What Mesothelioma Patients Need from Caregivers
A patient will need considerable help navigating through a diagnosis of malignant mesothelioma, but most importantly, he will need a primary caregiver who understands what lies ahead.
Medical staff may decide the best course of treatment, but the caregiver often determines just how well that patient lives.
Caregivers play a crucial role.
Caring for a family member with mesothelioma can be an overwhelming and daunting task, or it also can be a richly rewarding experience. Sometimes, it can be both.
With the right tools, a caregiver can raise the quality of life substantially for a patient. The importance should not be underestimated.
Mesothelioma is a rare cancer, striking an estimated 3,000 people annually in the United States. But it also is an aggressive cancer, metastasizing rapidly after sitting dormant for decades.
Although there is no cure for this asbestos-related disease, medical advancements have given patients the ability to live considerably longer and more complete lives, raising the importance of a good caregiver.
A mesothelioma caregiver will help provide duties that include:
* Health Monitoring: A caregiver will help manage medications at home, appointment schedules, report changing health conditions
to a doctor and provide the medical team with details the patient may miss.
* Decision making: A patient might need to sort out treatment options, health insurance issues, financial decisions and legal issues. Eventually, there is end-of-life care to think about.
* Provide Emotional Support: A mesothelioma patient will have ups and downs, stop depression now and dark times. Companionship can be critical to the well-being of a patient. Sometimes, a patient just needs someone to listen.
Caregiver Duties Will Grow
Caregivers often provide the everyday chores a mesothelioma patient is unable to do. They may be things that once were taken for granted. Cleaning a home, cooking a meal, driving to the grocery store, and walking the dog are simple tasks that may become the role of a caregiver.

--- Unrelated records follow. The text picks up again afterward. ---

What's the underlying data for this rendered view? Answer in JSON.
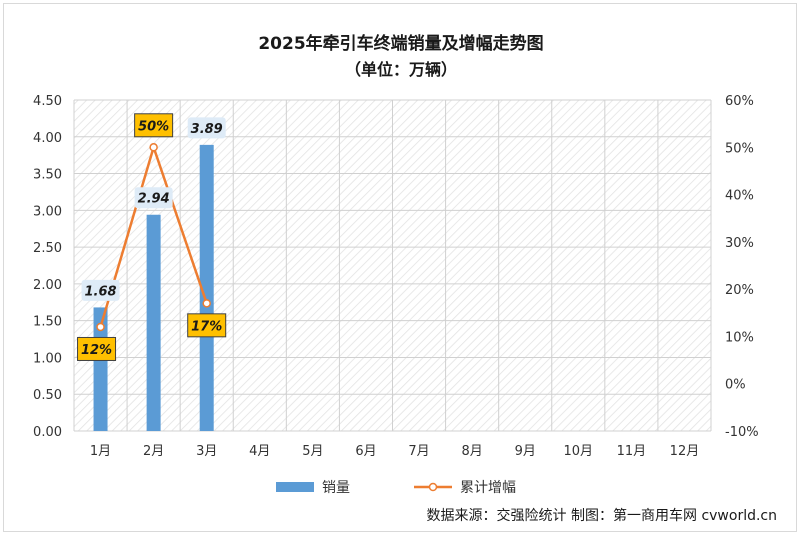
{
  "chart_data": {
    "type": "bar",
    "title": "2025年牵引车终端销量及增幅走势图",
    "subtitle": "（单位：万辆）",
    "categories": [
      "1月",
      "2月",
      "3月",
      "4月",
      "5月",
      "6月",
      "7月",
      "8月",
      "9月",
      "10月",
      "11月",
      "12月"
    ],
    "y_left": {
      "min": 0,
      "max": 4.5,
      "step": 0.5,
      "tick_labels": [
        "0.00",
        "0.50",
        "1.00",
        "1.50",
        "2.00",
        "2.50",
        "3.00",
        "3.50",
        "4.00",
        "4.50"
      ]
    },
    "y_right": {
      "min": -10,
      "max": 60,
      "step": 10,
      "tick_labels": [
        "-10%",
        "0%",
        "10%",
        "20%",
        "30%",
        "40%",
        "50%",
        "60%"
      ]
    },
    "series": [
      {
        "name": "销量",
        "type": "bar",
        "axis": "left",
        "color": "#5b9bd5",
        "values": [
          1.68,
          2.94,
          3.89,
          null,
          null,
          null,
          null,
          null,
          null,
          null,
          null,
          null
        ],
        "labels": [
          "1.68",
          "2.94",
          "3.89"
        ]
      },
      {
        "name": "累计增幅",
        "type": "line",
        "axis": "right",
        "color": "#ed7d31",
        "values": [
          12,
          50,
          17,
          null,
          null,
          null,
          null,
          null,
          null,
          null,
          null,
          null
        ],
        "labels": [
          "12%",
          "50%",
          "17%"
        ]
      }
    ],
    "legend_position": "bottom",
    "grid": true,
    "source_note": "数据来源：交强险统计   制图：第一商用车网 cvworld.cn"
  }
}
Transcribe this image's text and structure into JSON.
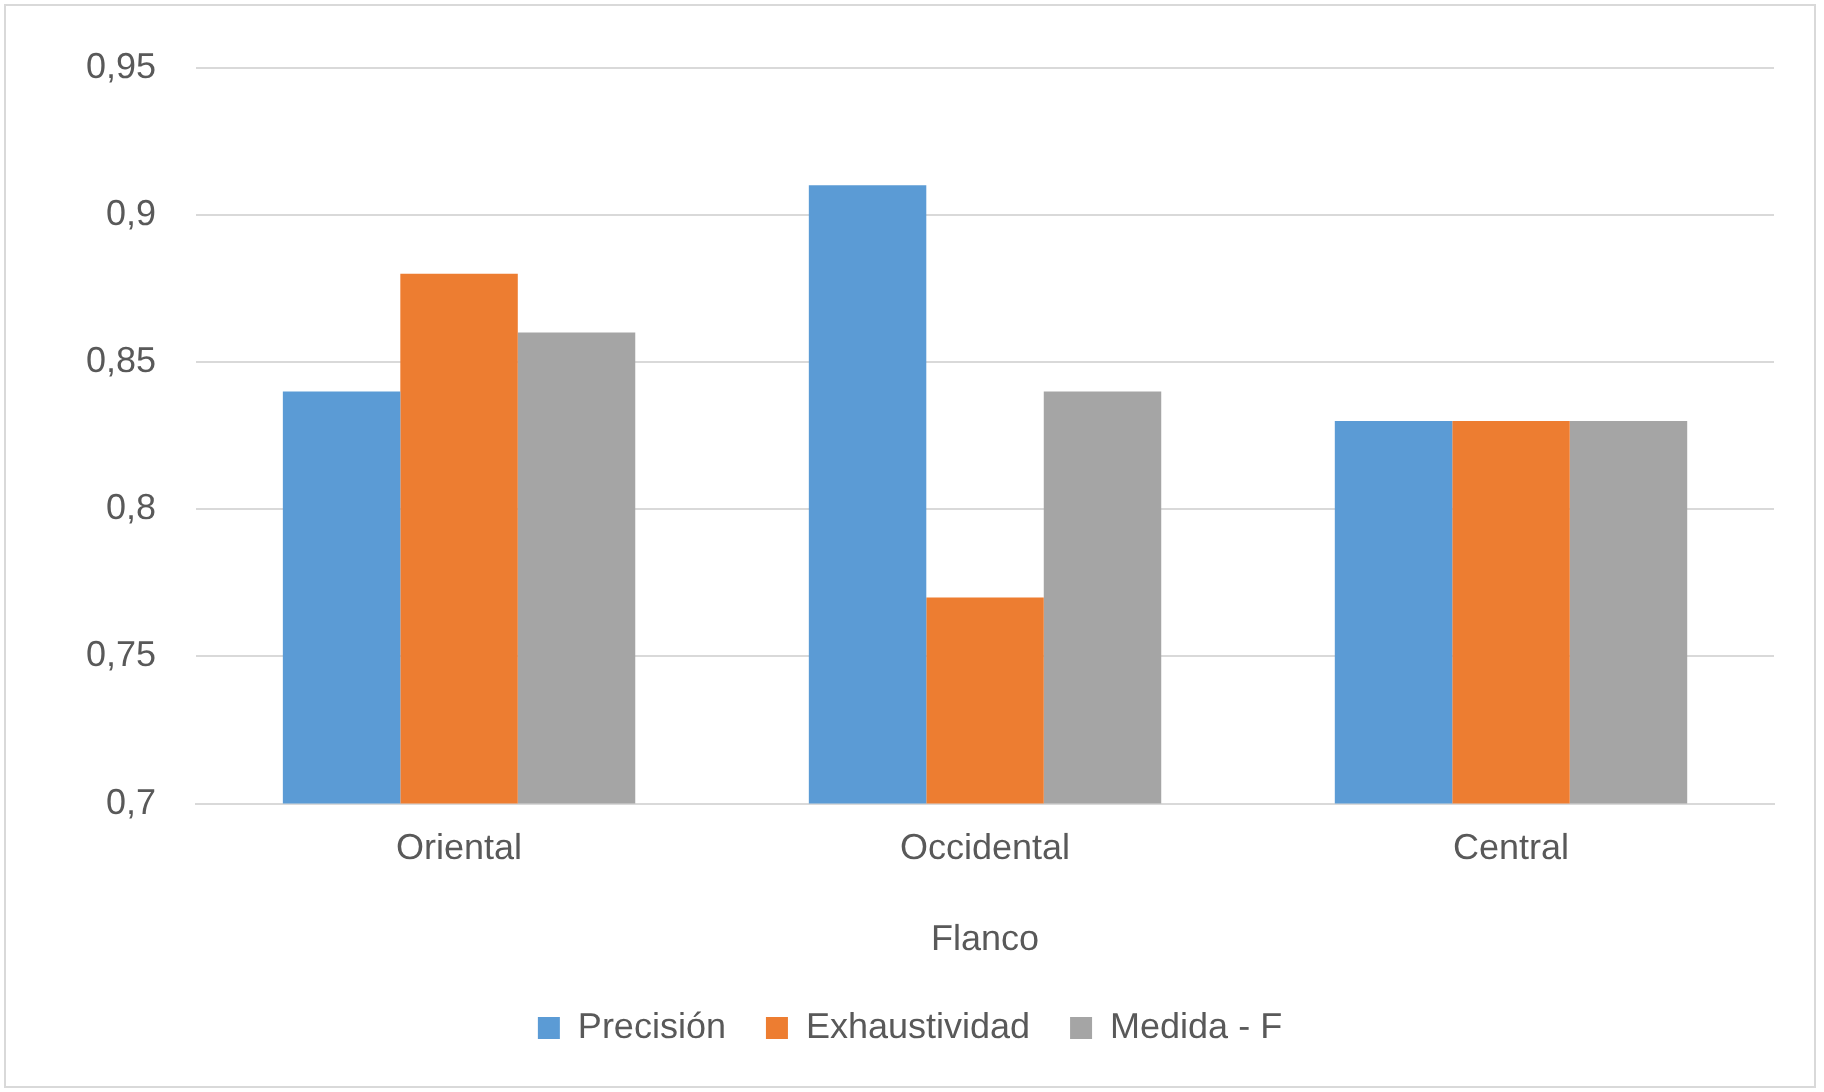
{
  "chart_data": {
    "type": "bar",
    "xlabel": "Flanco",
    "categories": [
      "Oriental",
      "Occidental",
      "Central"
    ],
    "series": [
      {
        "name": "Precisión",
        "color": "#5b9bd5",
        "values": [
          0.84,
          0.91,
          0.83
        ]
      },
      {
        "name": "Exhaustividad",
        "color": "#ed7d31",
        "values": [
          0.88,
          0.77,
          0.83
        ]
      },
      {
        "name": "Medida - F",
        "color": "#a5a5a5",
        "values": [
          0.86,
          0.84,
          0.83
        ]
      }
    ],
    "ylim": [
      0.7,
      0.95
    ],
    "yticks": [
      {
        "value": 0.7,
        "label": "0,7"
      },
      {
        "value": 0.75,
        "label": "0,75"
      },
      {
        "value": 0.8,
        "label": "0,8"
      },
      {
        "value": 0.85,
        "label": "0,85"
      },
      {
        "value": 0.9,
        "label": "0,9"
      },
      {
        "value": 0.95,
        "label": "0,95"
      }
    ],
    "grid": "y",
    "legend": "bottom"
  }
}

The role will intensify as the cancer advances, addressing even more of the day-to-day needs. A caregiver’s responsibility will grow.
One very important thing to remember, though, is that a caregiver must not neglect his or her own well-being. An unhappy or overwhelmed caregiver is not a good caregiver.
You must avoid breaking down mentally or physically by taking breaks and asking for help from friends and family. You also need time away. Take a nap. Take a walk. Taking care of yourself is important.
Joining a support group, either by phone or online, is also very helpful. With a rare cancer like mesothelioma, it helps to talk with others who understand your specific concerns and issues. It can take away the
feeling of isolation for patient and caregiver. No one knows better than someone playing a similar role.
The Mesothelioma Center has a support group that meets monthly by phone and online to discuss various topics, exchange ideas and offer help.
Tim Povtak is a content writer for the Mesothelioma Center and Asbestos.com, an informational source for mesothelioma patients and families.